3. Do you think that Government and local authorities have an obligation to ensure that all children in this country are able to achieve the five outcomes?
YES – Clear cut answers:
One. Ensure the provision of good schooling service. Government has done fairly well. But there are many things that need improvement: from policies to capacity building of teachers.
Two. Ensure adequate support to home education scheme. Home education should be socialised to all LEA staff so that they are fully aware that the government supports the idea and they stop intruding families’ (peaceful) life.
4. Do you think there should be any changes made to the current system for supporting home educating families?
1. Clearly LEA staffs at all localities need more information about HE – most importantly the message should come across clearly that HE is *not* illegal and that HE is parents’ rights and is supported by the government. Then come the more detailed things: capacity building to LEA staff, etc.
2. Make a country-wide information campaign that HE is legal and supported by government as alternative to conventional schooling.
3. The issuance of HE ID cards for both children and parents that can be used to protect the families against unnecessary (but which might still happen) intrusion from authorities.

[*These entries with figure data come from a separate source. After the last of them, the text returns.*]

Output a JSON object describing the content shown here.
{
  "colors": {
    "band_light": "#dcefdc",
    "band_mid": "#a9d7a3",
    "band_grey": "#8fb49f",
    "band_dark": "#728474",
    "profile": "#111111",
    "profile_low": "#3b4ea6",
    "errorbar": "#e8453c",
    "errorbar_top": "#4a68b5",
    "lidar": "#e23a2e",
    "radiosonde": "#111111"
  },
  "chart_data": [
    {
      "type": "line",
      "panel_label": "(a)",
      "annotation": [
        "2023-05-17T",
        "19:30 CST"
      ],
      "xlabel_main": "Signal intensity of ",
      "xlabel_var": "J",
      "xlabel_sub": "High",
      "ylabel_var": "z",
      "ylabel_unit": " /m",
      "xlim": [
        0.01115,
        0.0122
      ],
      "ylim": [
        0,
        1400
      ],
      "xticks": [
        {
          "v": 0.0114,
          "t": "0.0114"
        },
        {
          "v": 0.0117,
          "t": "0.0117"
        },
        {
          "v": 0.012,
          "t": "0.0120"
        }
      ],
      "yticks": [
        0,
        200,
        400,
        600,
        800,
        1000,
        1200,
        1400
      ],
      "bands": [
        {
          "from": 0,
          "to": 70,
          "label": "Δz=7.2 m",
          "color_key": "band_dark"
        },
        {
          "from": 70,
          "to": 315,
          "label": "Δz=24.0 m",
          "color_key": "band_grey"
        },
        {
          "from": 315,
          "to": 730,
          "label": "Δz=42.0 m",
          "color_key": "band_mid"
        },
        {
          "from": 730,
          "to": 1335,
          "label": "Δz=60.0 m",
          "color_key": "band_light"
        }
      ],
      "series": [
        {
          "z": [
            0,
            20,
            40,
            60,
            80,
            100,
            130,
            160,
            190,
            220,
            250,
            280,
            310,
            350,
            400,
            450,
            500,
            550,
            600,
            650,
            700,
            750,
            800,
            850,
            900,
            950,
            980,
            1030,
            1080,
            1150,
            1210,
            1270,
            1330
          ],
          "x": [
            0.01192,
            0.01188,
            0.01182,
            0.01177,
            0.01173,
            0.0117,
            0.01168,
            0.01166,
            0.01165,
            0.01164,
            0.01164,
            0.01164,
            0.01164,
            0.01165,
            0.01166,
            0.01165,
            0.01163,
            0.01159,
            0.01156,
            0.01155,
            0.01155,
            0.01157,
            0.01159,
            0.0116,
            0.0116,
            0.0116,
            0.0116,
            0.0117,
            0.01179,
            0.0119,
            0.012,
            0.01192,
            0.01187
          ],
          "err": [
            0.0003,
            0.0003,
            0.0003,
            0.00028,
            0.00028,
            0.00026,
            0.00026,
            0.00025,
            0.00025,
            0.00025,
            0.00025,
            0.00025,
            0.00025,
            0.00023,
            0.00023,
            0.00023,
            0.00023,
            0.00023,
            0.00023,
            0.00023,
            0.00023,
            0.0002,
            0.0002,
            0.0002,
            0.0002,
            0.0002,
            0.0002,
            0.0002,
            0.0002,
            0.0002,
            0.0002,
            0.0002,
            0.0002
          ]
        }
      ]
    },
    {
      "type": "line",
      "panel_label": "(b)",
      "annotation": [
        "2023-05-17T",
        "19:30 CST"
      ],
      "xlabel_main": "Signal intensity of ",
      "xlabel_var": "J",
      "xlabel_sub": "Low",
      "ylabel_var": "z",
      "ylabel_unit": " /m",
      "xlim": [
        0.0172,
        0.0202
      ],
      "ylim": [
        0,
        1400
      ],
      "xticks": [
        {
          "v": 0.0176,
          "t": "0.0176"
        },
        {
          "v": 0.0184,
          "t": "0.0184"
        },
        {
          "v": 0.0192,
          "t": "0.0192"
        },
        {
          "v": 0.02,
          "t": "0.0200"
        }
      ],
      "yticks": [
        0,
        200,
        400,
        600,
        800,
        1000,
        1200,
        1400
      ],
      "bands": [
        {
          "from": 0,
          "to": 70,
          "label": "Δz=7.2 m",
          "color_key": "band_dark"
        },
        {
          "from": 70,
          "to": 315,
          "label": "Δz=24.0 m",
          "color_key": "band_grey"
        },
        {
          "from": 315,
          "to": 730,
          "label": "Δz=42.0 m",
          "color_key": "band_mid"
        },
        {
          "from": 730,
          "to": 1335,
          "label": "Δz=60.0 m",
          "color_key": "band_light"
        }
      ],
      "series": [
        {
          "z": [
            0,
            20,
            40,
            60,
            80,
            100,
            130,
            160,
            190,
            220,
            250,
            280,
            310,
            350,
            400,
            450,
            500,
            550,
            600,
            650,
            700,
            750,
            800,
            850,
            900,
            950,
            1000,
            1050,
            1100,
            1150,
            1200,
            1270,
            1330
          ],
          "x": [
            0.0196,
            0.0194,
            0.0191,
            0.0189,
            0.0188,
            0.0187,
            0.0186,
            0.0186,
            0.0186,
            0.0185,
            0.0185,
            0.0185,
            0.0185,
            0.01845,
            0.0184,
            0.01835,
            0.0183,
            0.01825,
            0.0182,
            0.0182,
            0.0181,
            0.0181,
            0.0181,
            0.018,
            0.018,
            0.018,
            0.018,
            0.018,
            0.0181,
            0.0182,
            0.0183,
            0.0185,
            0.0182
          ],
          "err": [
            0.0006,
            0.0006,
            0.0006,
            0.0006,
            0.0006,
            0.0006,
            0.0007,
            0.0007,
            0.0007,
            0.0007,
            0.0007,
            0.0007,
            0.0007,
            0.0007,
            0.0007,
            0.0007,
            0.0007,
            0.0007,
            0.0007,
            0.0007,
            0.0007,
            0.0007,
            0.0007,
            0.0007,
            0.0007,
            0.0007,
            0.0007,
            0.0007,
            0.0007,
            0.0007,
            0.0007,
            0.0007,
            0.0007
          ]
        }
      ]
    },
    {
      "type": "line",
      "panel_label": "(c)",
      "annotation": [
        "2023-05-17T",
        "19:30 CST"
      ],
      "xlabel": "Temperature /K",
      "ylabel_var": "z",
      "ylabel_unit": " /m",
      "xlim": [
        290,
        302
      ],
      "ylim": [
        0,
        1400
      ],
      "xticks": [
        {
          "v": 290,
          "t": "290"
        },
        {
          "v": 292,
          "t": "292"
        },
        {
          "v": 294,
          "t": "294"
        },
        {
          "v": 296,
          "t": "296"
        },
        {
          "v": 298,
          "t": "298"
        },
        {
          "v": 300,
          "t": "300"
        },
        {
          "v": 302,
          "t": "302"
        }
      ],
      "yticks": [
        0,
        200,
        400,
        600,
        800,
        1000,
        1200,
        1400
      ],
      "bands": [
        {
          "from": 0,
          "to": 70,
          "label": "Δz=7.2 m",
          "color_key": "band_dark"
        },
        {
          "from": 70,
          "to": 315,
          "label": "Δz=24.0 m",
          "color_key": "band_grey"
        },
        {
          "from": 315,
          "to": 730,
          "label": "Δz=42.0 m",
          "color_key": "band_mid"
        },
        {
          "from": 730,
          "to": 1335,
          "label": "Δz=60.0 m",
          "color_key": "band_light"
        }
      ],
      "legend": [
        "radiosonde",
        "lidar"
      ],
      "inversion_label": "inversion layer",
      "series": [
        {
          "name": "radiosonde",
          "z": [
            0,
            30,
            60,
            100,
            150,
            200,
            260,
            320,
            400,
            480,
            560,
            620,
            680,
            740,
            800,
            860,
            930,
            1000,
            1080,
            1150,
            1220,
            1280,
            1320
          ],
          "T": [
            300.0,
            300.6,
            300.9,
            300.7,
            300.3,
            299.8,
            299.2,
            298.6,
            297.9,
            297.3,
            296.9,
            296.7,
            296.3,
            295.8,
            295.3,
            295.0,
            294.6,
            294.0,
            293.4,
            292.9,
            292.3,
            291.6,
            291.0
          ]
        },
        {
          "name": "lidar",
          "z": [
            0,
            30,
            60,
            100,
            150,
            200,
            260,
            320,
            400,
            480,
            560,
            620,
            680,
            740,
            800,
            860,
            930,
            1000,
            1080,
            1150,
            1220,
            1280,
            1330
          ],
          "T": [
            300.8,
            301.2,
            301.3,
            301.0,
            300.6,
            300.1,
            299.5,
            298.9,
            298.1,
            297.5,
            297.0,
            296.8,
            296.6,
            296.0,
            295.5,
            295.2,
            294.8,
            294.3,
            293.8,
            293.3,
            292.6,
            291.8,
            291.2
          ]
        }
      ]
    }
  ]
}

5. Do you think there should be any changes made to the current system for monitoring home educating families?
YES – Clear: The government should remove all policies to monitor home educating families. They are (we are) not criminals that have to be under surveillance.
6. Some people have expressed concern that home education could be used as a cover for child abuse, forced marriage, domestic servitude or other forms of child neglect. What do you think Government should do to ensure this does not happen?
Firstly, these ‘some people’ do not understand the difference between what home education is and what ‘bad family conduct’ is. So, please check the statistics to see if those cases directly link to home education. I have a strong belief that this stems from a suspicion towards Asian culture. Being Asian family ourselves, we can assure you that our culture has nothing to do with this sort of abuse.
In a healthy society, people know each other. The government know what their people are doing and the people trust their government and enjoys freedom and privacy. This is the vision we should build. Not the surveillance society in which everyone fears of being monitored.
Enabling neighbourhood wardens might be a solution, or other community-based local group in which government representative can be present in the regular meeting — is more than enough to address this concern.